Asking prices for houses in London have risen to more than twice the national average, crossing half a million pounds for the first time as loan availability for buyers remains buoyant despite the credit crunch.
Property website Rightmove said asking prices in the capital rose 3.3% to £509,870 (€602,700/$773,600) in May while the national average price rose 2.1% to £249,841, setting a new record.
The monthly rise for the nation was for the fifth consecutive month.

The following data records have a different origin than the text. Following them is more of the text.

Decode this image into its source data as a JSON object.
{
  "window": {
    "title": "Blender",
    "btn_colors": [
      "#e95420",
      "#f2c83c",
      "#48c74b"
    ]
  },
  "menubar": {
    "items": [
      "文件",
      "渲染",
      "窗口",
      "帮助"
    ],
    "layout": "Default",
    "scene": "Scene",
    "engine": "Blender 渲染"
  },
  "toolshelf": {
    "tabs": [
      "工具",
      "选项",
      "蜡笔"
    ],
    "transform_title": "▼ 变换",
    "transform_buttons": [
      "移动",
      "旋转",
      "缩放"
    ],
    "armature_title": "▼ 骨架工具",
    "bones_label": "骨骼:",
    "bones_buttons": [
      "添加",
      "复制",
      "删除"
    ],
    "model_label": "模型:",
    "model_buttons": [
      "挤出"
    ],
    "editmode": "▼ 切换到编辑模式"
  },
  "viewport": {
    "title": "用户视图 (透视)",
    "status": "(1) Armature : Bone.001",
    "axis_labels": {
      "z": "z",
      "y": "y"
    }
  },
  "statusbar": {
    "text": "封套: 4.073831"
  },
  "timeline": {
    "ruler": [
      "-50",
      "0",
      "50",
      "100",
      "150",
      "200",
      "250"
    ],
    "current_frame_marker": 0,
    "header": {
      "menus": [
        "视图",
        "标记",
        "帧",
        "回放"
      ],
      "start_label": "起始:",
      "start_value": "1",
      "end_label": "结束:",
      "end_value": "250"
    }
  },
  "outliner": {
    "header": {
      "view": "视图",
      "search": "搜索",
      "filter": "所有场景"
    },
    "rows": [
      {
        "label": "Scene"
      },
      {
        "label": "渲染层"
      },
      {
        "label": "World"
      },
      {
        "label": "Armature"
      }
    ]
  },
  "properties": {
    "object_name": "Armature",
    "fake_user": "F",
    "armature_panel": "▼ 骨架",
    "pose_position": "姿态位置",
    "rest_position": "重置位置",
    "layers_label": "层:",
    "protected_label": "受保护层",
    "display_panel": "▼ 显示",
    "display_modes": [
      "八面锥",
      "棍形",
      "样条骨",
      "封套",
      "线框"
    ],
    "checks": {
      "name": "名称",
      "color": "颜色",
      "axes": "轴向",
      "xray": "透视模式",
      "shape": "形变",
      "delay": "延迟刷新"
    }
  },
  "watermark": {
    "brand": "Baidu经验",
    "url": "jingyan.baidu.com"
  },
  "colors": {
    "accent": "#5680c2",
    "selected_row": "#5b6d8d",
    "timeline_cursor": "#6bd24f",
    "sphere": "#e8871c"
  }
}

In the first five months of 2013, prices rose by 9.1%.
"The pressure cooker of the London property market has been building up a head of steam every month since the beginning of the year," said Miles Shipside, director at Rightmove.
"For those with money, many options to borrow remain open in spite of the credit crunch, and this is helping fuel the London price boom."
Rightmove noted that a shortage of supply and high demand from "deposit-gifted" first-time buyers were keeping the London market even busier it experienced last year.
Among London boroughs, Camden led the monthly increase in asking prices with a 7.2% increase, followed by Brent and Lambeth where prices rose by 5.9% and 5.6%, respectively. Prices gained 5.3% in Southwark and 4.9% in Hounslow.
In the most expensive borough of Kensington and Chelsea, prices rose 0.6% to an average of £2.37m.
In his March budget, Chancellor George Osborne pledged a £3.5bn help to homebuyers. The funding is expected to have helped the property market that was hurt by a lacklustre economy along with a credit easing programme.
Outside London and some southern hotspots, the market remains sensitive to price and quality, with buyers willing to take their time to find their ideal home, according to Rightmove.
Outgoing Bank of England governor Mervyn King raised forecasts for economic growth with reduced inflation outlook.
Separate surveys by the Royal Institution of Chartered Surveyors and mortgage lender Halifax said that property prices rose in April, suggesting a recovery in the property market.